The company said performance across its core commercial business helped lower the ratio.

Leerink analysts said the results showcase the strength of health insurance fundamentals as utilization remains particularly weak, while exits from the Obamacare marketplaces are driving a meaningful improvement in claims experience.

Aetna shares were up 3.8 percent at $160.60 in premarket trading on Thursday.

Republican lawmakers have vowed to repeal and replace former President Barack Obama's signature healthcare law, but have not agreed on the means of dismantling it, creating uncertainty about how the program would be run and whether it would be fully funded.

Net profit rose to $1.20 billion, or $3.60 per share, in the second quarter ended June 30, from $791 million, or $2.23 per share, a year earlier.

Excluding items, Aetna earned $3.42 per share, blowing past analysts' average estimate of $2.35, according to Thomson Reuters I/B/E/S.

Aetna said in May it would exit the 2018 Obamacare individual insurance market in Delaware and Nebraska - the two remaining states where it offered the plans.

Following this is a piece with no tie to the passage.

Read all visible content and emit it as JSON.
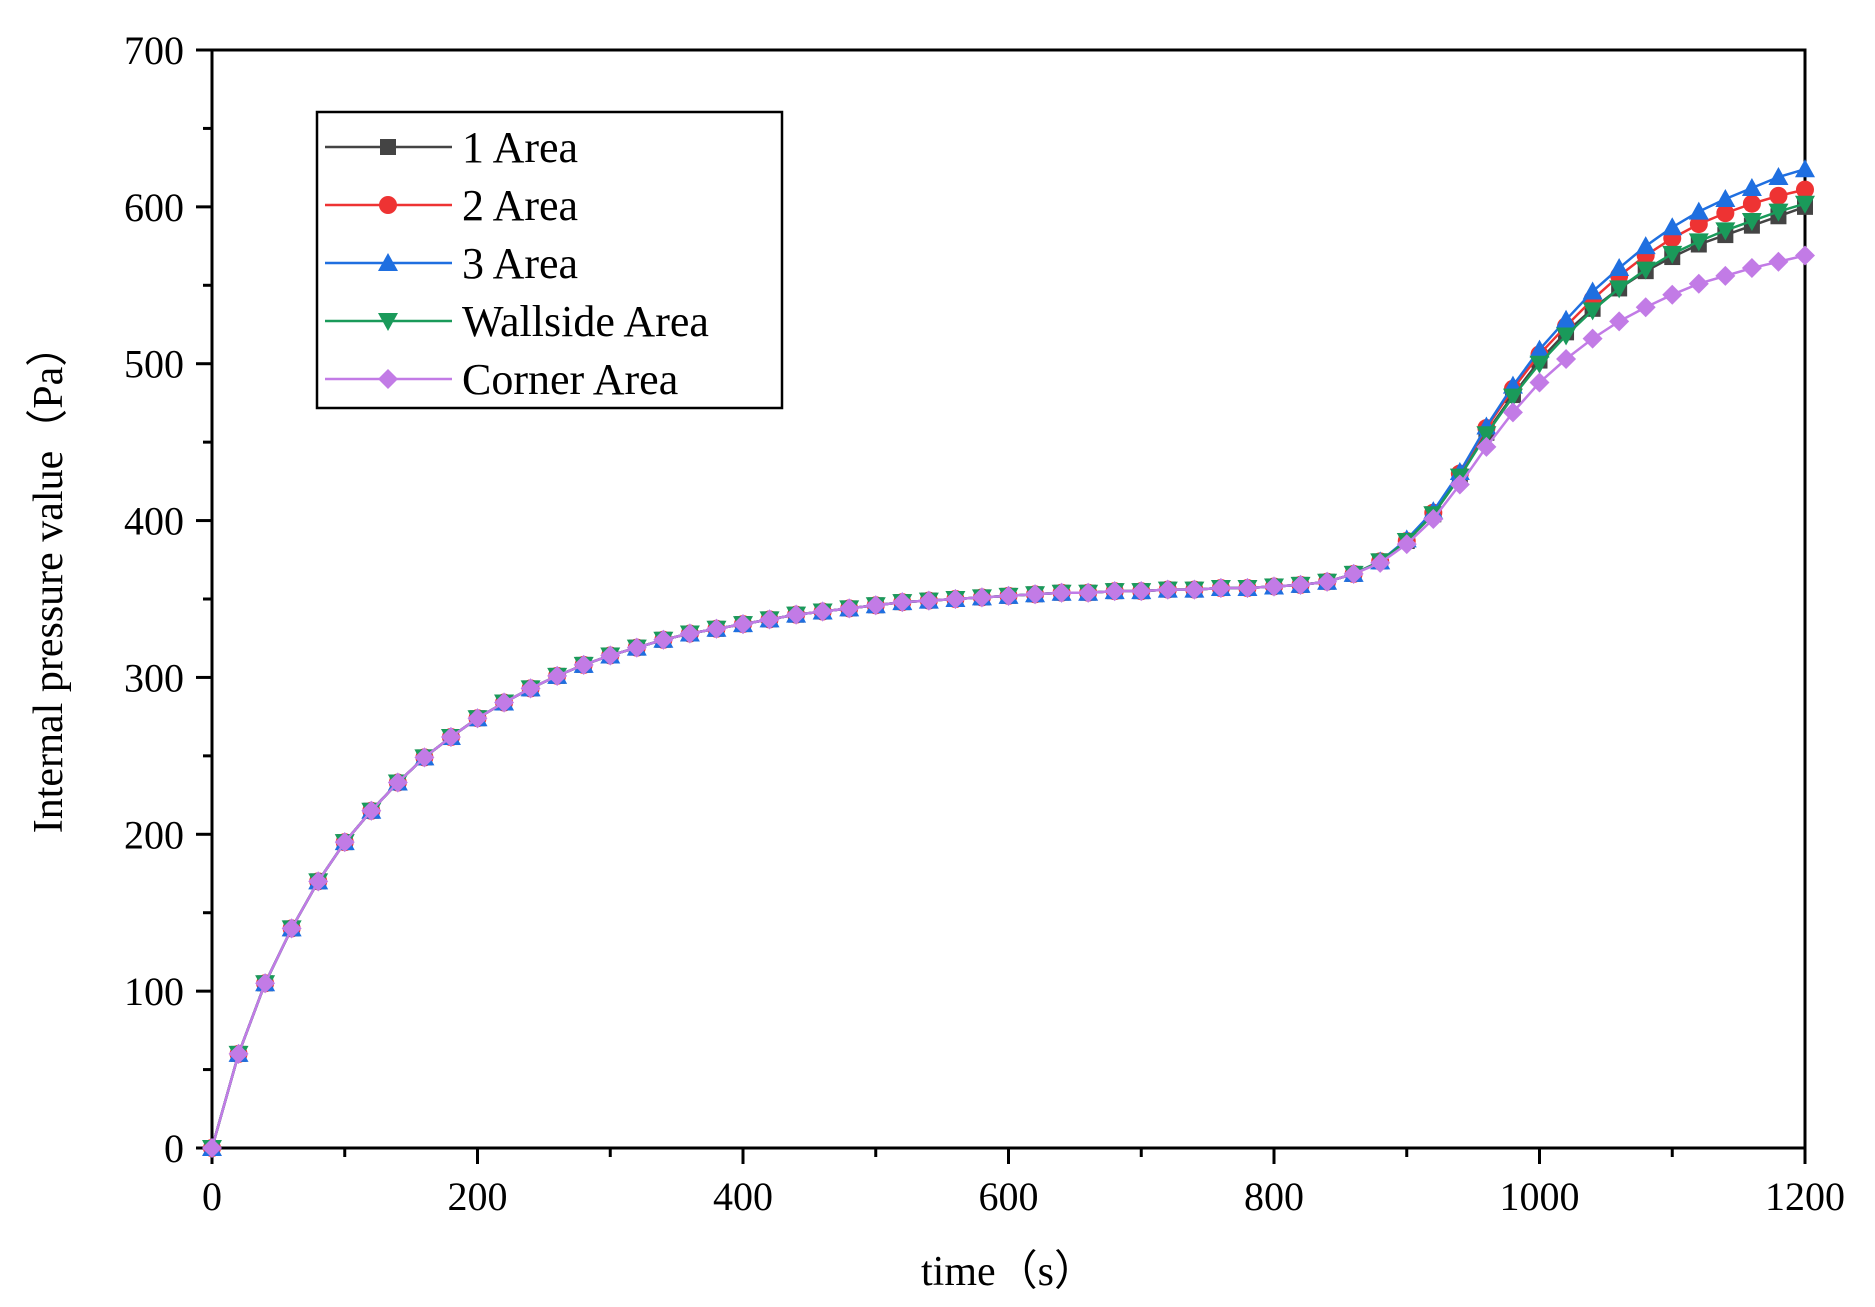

"Our strong second-quarter results speak to our continued focus on disciplined pricing and execution of our targeted growth strategy," Aetna CEO Mark Bertolini said.

Adjusted revenue came in at about $15.50 billion, ahead of the average analyst estimate of $15.39 billion. However, total revenue fell nearly 3 percent to $15.52 billion.

The company raised its adjusted earnings forecast to $9.45 per share to $9.55 per share for the full year 2017, from $8.80 per share to $9.00 per share.